Global navigation satellite systems (GNSSs) are implementing security mechanisms: examples are Galileo open service navigation message authentication (OS-NMA) and GPS chips-message robust authentication (CHIMERA). Each of these mechanisms operates in a single band. However, nowadays, even commercial GNSS receivers typically compute the position, velocity, and time (PVT) solution using multiple constellations and signals from multiple bands at once, significantly improving both accuracy and availability. Hence, cross-authentication checks have been proposed, based on the PVT obtained from the mixture of authenticated and non-authenticated signals. In this paper, first, we formalize the models for the cross-authentication checks. Next, we describe, for each check, a spoofing attack to generate a fake signal leading the victim to a target PVT without notice. We analytically relate the degrees of the freedom of the attacker in manipulating the victim's solution to both the employed security checks and the number of open signals that can be tampered with by the attacker. We test the performance of the considered attack strategies on an experimental dataset. Lastly, we show the limits of the PVT-based GNSS cross-authentication checks, where both authenticated and non-authenticated signals are used.

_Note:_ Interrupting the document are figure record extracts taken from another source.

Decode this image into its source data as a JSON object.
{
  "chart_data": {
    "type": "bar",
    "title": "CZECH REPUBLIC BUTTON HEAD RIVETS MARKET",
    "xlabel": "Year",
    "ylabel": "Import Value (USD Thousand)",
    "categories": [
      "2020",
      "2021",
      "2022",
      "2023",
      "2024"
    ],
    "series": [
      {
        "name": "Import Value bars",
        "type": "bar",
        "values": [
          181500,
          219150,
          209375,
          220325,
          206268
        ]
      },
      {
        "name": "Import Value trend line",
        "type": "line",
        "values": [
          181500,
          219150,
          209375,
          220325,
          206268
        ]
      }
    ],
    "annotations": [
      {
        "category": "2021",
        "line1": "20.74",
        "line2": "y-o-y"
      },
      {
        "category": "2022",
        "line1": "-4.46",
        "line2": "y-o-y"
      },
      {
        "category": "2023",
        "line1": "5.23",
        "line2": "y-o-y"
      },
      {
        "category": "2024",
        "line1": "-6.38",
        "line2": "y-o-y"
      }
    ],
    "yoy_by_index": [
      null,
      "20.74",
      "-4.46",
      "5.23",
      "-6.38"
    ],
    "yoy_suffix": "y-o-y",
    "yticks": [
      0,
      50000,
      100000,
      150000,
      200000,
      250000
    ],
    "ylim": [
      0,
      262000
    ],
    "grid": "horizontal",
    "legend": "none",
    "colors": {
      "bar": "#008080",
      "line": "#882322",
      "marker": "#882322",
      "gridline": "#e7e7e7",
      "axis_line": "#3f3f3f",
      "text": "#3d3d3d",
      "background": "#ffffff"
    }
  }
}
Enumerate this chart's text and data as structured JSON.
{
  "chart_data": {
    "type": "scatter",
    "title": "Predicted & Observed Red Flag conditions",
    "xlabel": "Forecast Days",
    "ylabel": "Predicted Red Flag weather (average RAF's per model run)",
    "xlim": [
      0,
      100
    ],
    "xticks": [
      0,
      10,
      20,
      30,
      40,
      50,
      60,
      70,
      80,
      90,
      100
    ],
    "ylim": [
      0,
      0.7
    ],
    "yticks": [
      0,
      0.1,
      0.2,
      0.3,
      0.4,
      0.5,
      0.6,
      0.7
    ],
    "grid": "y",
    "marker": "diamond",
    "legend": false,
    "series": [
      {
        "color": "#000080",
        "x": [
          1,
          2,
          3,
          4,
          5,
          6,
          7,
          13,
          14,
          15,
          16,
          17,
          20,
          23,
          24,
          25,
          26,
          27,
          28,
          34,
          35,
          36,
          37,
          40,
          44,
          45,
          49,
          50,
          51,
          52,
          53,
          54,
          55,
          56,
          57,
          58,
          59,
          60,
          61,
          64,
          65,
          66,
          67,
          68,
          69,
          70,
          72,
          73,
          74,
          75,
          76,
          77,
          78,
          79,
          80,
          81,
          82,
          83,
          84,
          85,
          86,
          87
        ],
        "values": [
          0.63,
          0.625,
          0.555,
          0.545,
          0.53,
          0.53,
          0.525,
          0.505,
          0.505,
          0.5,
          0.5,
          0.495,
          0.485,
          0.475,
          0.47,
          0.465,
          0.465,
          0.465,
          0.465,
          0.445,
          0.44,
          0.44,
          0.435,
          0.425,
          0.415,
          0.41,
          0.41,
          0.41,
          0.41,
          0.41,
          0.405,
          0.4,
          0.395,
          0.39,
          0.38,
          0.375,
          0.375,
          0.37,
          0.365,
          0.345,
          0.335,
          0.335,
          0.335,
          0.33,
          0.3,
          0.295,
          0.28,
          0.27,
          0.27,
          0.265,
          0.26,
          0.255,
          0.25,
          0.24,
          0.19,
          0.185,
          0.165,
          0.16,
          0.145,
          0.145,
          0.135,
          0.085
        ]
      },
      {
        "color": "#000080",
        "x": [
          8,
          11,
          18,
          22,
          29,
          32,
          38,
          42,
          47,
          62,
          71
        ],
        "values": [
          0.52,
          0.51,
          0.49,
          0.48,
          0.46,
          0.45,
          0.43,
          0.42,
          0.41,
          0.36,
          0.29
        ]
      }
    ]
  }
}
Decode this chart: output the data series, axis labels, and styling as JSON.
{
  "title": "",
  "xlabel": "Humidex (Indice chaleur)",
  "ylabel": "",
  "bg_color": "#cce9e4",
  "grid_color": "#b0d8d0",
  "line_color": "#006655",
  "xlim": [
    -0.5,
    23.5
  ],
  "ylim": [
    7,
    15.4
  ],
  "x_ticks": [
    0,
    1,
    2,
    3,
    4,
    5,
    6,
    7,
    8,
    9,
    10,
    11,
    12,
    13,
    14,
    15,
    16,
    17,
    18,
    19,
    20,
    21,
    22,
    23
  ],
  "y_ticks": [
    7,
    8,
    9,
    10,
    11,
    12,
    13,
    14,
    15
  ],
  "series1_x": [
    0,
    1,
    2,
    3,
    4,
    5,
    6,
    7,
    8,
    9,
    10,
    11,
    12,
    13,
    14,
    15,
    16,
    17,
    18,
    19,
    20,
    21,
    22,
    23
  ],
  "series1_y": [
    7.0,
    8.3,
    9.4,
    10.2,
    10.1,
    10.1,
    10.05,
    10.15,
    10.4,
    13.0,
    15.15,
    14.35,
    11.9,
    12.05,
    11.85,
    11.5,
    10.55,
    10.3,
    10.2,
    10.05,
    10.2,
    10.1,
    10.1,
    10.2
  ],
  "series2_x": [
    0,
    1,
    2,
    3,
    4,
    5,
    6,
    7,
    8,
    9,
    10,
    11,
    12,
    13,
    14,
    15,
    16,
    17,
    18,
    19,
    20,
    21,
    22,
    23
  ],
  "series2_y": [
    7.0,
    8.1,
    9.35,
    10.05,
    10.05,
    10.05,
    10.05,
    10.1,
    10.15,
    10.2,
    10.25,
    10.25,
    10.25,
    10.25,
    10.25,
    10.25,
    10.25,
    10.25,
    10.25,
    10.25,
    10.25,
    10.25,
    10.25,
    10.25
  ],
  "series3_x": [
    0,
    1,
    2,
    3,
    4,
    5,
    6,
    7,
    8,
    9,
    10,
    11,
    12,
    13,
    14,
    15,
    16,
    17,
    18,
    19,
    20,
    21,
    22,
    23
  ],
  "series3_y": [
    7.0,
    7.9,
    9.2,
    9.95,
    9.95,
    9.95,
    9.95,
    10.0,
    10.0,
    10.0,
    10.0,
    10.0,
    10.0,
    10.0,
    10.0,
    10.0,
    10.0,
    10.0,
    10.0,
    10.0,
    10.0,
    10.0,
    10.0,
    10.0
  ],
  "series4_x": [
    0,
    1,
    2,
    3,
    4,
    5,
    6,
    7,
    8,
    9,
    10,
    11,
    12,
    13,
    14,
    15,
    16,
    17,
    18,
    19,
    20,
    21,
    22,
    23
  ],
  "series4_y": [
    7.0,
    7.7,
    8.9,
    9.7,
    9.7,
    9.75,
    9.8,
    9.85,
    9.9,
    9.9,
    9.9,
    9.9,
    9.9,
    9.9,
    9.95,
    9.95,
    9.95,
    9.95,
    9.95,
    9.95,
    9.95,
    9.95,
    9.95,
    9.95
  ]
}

翻译：全球导航卫星系统（GNSS）正在部署安全机制，例如伽利略系统的公开服务导航电文认证（OS-NMA）和GPS的芯片报文鲁棒认证（CHIMERA）。这些机制各自工作在单一频段。然而，当下即便是商用GNSS接收机，也通常利用多星座和多频段信号联合解算位置、速度与时间（PVT），从而显著提升精度和可用性。为此，基于已认证与未认证信号混合解算的PVT，研究者提出了交叉认证校验。本文首先形式化定义了交叉认证校验的模型。随后针对每种校验，描述了一种欺骗攻击——即生成虚假信号，使受害方在无察觉的情况下抵达目标PVT。我们解析了攻击者操纵受害方解算结果的自由度与所采用的安全校验机制、以及攻击者能篡改的开放信号数量之间的关系。我们通过实验数据集测试了所提攻击策略的性能。最后，揭示了基于PVT的GNSS交叉认证校验在同时使用已认证与未认证信号时的局限性。